Le Premier ministre français Sébastien Lecornu et son homologue marocain Aziz Akhannouch à l’issue d’une conférence de presse au ministère des Affaires étrangères à Rabat
À Rabat, la visite de Sébastien Lecornu a marqué un tournant dans les relations entre la France et le Maroc. Les deux pays affichent une confiance retrouvée, illustrée par des déclarations unanimes sur l’état des liens bilatéraux. Cette dynamique s’inscrit dans la continuité des efforts engagés par Emmanuel Macron et le roi Mohammed VI pour rétablir le dialogue après des années de tensions.
Lors de cette rencontre, le Premier ministre français a qualifié les échanges franco-marocains de « exceptionnellement positifs ». Cette amélioration significative fait suite à la reconnaissance par la France, en 2024, de la souveraineté marocaine sur le Sahara occidental. Une décision qui avait alors provoqué une vive réaction d’Alger et mis fin à une période de frictions, notamment marquée par des soupçons d’espionnage et une crise des visas.
Quelques mois plus tard, Emmanuel Macron était accueilli en grande pompe à Rabat, scellant ainsi la réconciliation. Ce déplacement avait permis de conclure plusieurs contrats et de signer un partenariat renforcé d’exception entre les deux nations.

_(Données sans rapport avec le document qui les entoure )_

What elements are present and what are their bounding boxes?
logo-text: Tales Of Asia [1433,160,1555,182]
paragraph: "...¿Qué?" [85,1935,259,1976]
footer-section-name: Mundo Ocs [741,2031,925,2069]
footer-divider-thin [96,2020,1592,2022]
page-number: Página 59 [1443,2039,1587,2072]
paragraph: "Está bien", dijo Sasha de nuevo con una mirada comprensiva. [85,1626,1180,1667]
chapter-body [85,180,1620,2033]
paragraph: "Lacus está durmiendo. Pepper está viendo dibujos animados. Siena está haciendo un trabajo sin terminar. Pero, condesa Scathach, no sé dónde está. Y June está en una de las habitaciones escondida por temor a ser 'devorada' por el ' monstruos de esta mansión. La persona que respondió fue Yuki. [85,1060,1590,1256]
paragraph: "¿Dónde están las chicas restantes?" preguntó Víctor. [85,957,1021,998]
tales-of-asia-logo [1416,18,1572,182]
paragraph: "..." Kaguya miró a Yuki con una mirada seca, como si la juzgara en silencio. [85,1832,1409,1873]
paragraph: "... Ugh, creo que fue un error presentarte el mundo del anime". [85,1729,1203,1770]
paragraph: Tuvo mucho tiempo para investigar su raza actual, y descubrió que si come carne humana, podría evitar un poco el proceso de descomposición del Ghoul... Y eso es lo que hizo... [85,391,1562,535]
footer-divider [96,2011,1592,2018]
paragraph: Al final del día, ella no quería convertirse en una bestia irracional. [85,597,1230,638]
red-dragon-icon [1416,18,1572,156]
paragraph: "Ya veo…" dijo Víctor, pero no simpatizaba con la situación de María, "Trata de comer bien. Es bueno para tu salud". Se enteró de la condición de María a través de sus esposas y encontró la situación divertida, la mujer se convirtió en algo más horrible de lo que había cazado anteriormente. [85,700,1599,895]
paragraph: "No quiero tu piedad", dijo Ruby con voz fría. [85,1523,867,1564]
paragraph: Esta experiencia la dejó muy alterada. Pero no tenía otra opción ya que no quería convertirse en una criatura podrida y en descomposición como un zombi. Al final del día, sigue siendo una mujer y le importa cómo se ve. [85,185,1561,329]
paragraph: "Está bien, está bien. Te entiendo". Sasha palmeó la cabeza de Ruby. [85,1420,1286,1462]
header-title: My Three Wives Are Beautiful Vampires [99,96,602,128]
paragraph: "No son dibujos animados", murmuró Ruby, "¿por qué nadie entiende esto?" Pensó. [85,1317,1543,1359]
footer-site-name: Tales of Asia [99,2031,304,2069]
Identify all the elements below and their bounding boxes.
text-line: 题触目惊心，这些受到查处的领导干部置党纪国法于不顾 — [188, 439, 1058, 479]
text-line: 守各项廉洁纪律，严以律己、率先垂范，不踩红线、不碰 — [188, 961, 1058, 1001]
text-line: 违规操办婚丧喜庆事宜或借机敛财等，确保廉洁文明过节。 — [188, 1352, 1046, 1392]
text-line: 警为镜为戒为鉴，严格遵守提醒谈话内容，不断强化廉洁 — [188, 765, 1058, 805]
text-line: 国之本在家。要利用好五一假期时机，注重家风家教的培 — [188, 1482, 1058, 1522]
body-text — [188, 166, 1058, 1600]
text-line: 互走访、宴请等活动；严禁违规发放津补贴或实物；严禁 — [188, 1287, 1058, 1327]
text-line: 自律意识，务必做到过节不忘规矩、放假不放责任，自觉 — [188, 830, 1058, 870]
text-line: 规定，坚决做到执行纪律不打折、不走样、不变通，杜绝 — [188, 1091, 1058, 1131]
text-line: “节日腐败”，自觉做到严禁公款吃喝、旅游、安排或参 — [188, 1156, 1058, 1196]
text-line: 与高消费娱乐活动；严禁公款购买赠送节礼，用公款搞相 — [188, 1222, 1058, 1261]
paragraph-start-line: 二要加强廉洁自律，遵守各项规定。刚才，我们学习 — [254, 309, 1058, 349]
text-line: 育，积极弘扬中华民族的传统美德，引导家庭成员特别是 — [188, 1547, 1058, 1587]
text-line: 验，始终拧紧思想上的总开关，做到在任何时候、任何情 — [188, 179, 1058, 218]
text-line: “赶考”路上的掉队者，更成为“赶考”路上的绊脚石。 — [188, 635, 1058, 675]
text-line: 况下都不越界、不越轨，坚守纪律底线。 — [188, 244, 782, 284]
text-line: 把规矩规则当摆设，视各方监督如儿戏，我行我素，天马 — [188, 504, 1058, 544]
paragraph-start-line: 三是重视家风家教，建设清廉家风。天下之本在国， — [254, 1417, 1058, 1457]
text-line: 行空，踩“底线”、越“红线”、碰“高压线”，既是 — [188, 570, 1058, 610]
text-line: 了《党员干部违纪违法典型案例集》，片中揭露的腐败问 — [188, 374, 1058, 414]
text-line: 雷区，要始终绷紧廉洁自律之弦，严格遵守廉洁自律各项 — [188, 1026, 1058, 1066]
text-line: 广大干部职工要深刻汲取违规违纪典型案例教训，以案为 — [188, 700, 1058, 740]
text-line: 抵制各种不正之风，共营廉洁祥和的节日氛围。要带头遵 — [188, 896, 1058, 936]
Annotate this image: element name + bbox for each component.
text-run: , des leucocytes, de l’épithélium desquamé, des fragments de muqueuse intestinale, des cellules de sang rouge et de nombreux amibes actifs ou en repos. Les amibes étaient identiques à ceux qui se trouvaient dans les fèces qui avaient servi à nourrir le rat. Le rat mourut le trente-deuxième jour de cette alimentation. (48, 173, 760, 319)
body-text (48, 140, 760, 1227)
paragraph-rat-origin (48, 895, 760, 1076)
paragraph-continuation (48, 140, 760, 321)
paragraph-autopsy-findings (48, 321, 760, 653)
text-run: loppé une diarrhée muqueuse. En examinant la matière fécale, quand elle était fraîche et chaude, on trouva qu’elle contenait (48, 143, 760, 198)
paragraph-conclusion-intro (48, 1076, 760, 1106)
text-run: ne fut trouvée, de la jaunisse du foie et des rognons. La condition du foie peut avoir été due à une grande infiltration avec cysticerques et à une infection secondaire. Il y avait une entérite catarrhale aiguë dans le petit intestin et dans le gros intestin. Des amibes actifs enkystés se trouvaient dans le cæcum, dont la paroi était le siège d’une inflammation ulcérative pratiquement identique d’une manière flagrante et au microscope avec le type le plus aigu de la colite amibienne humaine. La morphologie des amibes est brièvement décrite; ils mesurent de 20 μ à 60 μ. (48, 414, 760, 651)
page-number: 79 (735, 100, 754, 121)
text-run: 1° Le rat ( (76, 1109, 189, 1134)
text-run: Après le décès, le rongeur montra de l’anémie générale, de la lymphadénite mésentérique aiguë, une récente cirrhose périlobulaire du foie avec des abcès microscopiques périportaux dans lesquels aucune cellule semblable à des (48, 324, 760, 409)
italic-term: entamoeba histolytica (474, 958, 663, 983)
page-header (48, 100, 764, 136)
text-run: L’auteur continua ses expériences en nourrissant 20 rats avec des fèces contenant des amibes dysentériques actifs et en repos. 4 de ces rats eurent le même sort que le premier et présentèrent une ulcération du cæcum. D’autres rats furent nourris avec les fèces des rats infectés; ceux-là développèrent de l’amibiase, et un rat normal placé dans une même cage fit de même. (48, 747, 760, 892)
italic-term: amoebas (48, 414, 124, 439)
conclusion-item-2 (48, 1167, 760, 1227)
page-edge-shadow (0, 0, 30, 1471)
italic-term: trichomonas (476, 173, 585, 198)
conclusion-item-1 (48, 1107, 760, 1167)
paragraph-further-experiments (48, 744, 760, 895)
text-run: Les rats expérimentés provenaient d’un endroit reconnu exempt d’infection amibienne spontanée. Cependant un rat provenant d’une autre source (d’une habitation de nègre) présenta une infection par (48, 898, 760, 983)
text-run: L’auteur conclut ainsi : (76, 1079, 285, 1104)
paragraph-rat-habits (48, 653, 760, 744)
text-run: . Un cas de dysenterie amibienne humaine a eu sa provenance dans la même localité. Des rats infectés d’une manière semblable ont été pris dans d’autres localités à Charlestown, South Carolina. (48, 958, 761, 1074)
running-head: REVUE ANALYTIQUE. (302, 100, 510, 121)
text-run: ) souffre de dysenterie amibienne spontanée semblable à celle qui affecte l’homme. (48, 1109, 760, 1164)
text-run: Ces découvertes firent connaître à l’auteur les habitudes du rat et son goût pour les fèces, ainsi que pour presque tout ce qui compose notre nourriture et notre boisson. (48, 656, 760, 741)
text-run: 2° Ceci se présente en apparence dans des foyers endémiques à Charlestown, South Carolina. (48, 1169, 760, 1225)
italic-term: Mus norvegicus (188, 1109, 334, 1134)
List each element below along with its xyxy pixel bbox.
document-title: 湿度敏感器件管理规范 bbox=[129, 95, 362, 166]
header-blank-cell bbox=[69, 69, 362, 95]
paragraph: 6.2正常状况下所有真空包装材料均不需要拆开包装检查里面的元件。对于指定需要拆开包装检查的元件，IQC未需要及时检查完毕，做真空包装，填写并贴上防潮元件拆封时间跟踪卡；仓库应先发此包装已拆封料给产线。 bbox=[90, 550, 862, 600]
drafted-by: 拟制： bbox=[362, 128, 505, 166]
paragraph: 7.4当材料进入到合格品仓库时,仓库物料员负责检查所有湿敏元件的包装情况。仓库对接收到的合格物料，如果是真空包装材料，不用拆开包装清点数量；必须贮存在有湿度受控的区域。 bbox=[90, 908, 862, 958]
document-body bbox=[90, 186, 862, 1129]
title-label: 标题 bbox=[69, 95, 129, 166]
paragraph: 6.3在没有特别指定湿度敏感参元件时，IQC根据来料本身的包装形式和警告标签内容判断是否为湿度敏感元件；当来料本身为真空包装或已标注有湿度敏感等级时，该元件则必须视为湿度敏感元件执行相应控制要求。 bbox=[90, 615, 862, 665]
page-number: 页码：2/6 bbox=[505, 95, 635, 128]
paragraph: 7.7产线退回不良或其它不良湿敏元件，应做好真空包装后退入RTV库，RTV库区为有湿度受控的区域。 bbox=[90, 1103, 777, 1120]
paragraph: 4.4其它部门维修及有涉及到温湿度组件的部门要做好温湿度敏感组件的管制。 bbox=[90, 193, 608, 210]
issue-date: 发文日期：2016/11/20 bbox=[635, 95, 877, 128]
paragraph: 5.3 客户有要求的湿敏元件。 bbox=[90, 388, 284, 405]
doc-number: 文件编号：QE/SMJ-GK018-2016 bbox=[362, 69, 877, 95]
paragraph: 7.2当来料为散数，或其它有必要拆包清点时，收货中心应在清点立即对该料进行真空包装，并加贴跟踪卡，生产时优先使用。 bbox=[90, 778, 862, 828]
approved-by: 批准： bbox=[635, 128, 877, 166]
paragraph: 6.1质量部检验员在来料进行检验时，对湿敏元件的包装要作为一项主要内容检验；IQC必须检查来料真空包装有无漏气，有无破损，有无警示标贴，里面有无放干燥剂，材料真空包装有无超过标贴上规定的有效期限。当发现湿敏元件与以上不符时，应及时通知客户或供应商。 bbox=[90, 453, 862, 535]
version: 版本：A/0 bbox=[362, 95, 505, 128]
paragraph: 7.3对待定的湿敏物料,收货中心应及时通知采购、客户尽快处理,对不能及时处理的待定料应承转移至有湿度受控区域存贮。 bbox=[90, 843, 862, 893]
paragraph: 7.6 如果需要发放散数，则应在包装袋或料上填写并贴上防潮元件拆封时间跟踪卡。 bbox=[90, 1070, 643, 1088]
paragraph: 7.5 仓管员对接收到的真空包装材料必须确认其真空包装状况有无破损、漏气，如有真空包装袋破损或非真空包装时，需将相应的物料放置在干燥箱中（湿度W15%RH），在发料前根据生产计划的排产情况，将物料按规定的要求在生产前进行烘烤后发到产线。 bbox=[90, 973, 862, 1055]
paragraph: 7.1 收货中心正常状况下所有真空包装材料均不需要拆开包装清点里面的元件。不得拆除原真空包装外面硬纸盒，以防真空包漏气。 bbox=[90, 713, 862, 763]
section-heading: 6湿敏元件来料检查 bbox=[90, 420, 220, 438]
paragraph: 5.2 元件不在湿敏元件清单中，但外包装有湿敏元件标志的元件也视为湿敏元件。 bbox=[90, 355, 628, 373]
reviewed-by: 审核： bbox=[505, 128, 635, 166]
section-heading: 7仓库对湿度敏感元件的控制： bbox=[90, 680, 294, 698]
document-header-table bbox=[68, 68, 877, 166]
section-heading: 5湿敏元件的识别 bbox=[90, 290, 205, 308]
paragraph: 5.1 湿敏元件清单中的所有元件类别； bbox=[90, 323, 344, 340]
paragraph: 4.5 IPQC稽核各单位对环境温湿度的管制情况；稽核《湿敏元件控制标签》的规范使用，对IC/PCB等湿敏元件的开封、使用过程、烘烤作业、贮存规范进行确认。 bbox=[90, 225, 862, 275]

Le Premier ministre français Sébastien Lecornu et son homologue marocain Aziz Akhannouch lors d’une poignée de main à l’issue d’une conférence de presse
Des ombres persistantes malgré le réchauffement
Cependant, cette lune de miel diplomatique ne fait pas l’unanimité. Un consortium international de médias a révélé de nouvelles investigations concernant l’utilisation présumée du logiciel Pegasus par le Maroc pour des activités d’espionnage. Rabat a immédiatement rejeté ces allégations, les qualifiant de « mensongères et infondées ».
La rencontre entre les deux Premiers ministres, initialement prévue pour inclure une conférence de presse ouverte aux questions, a finalement été réduite à des déclarations limitées. Une décision qui laisse planer un doute sur les véritables enjeux de cette visite.
Un traité historique en préparation
Malgré ces controverses, les discussions ont abouti à des avancées concrètes. Sébastien Lecornu a évoqué la signature d’un traité hors normes, le premier du genre pour la France avec un pays non membre de l’Union européenne. Ce partenariat ambitieux pourrait également inclure une visite officielle du roi Mohammed VI en France, bien que la date n’ait pas encore été arrêtée.
Accompagné de douze ministres, dont ceux des Affaires étrangères et de l’Intérieur, le Premier ministre français a échangé avec son homologue marocain Aziz Akhannouch et d’autres responsables. Parmi les participants figuraient notamment Nasser Bourita, ministre marocain des Affaires étrangères.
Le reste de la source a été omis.